The signs in the ethnic enclave may be written in language of the community as much or more than in English, and to city residents who are not part of the community, the area is usually a dining and shopping destination and source of "authentic" ethnic food and groceries, such as Chinese cuisine in Chinatowns and Italian restaurants in Little Italys (e.g., newspapers like the New York Times and Los Angeles Times might provide vivid reviews of such ethnic restaurants).

Certain ethnic enclaves may also be promoted as tourist attractions for revenue, sometimes by community business leaders. Services and goods in the area are oriented toward the ethnic group, and the lingua franca for business and social exchanges in the area is the native language of the group.

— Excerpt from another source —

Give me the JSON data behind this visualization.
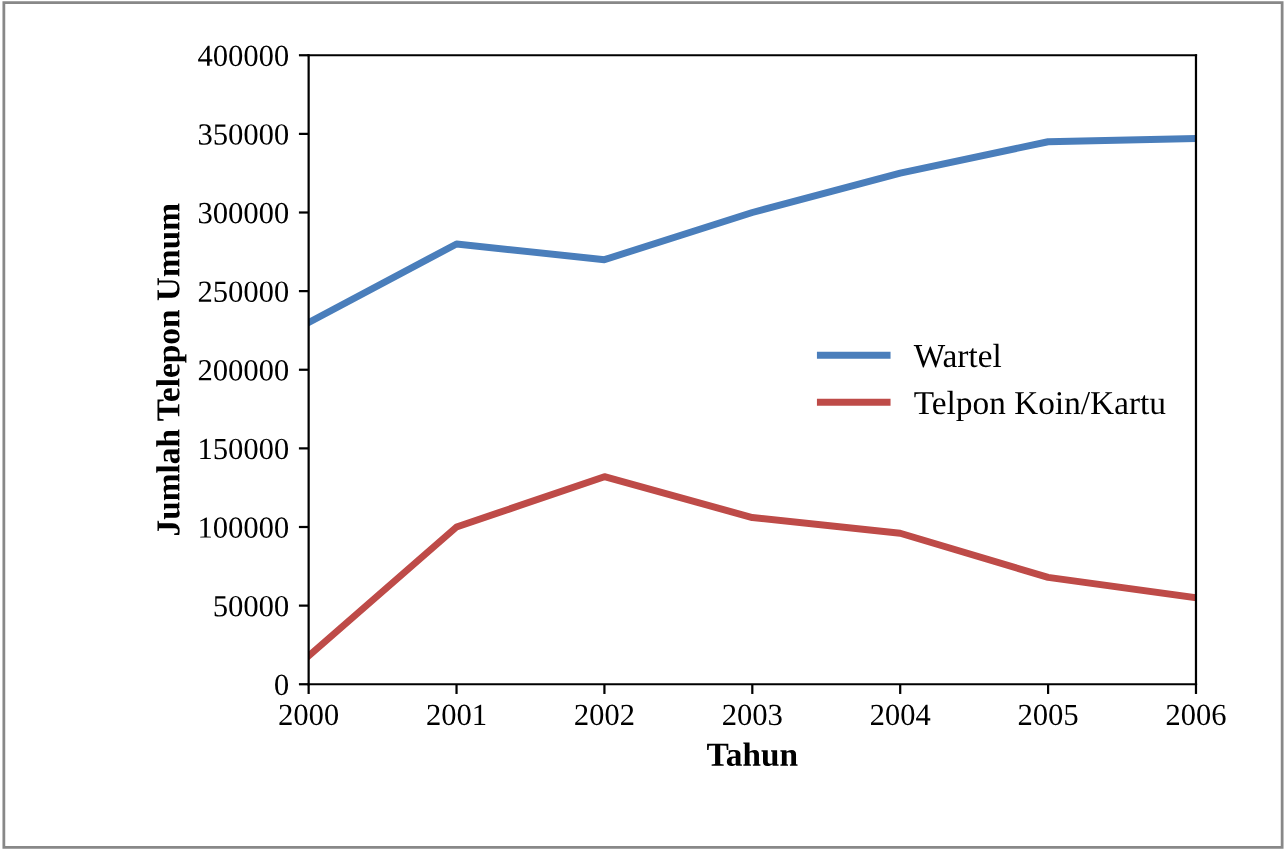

English is also used when conducting transactions with customers outside—even within (especially with American-born descendants of ethnic immigrants)—the ethnic group.

Ethnic enclaves may also be sources of imported goods not easily found or sold in mainstream American retail outlets; for example, Japanese-language popular culture items may be sold in Little Tokyo, Hong Kong cinema Video CDs can be purchased in Chinatown and Bollywood blockbuster DVDs can be found in Little India.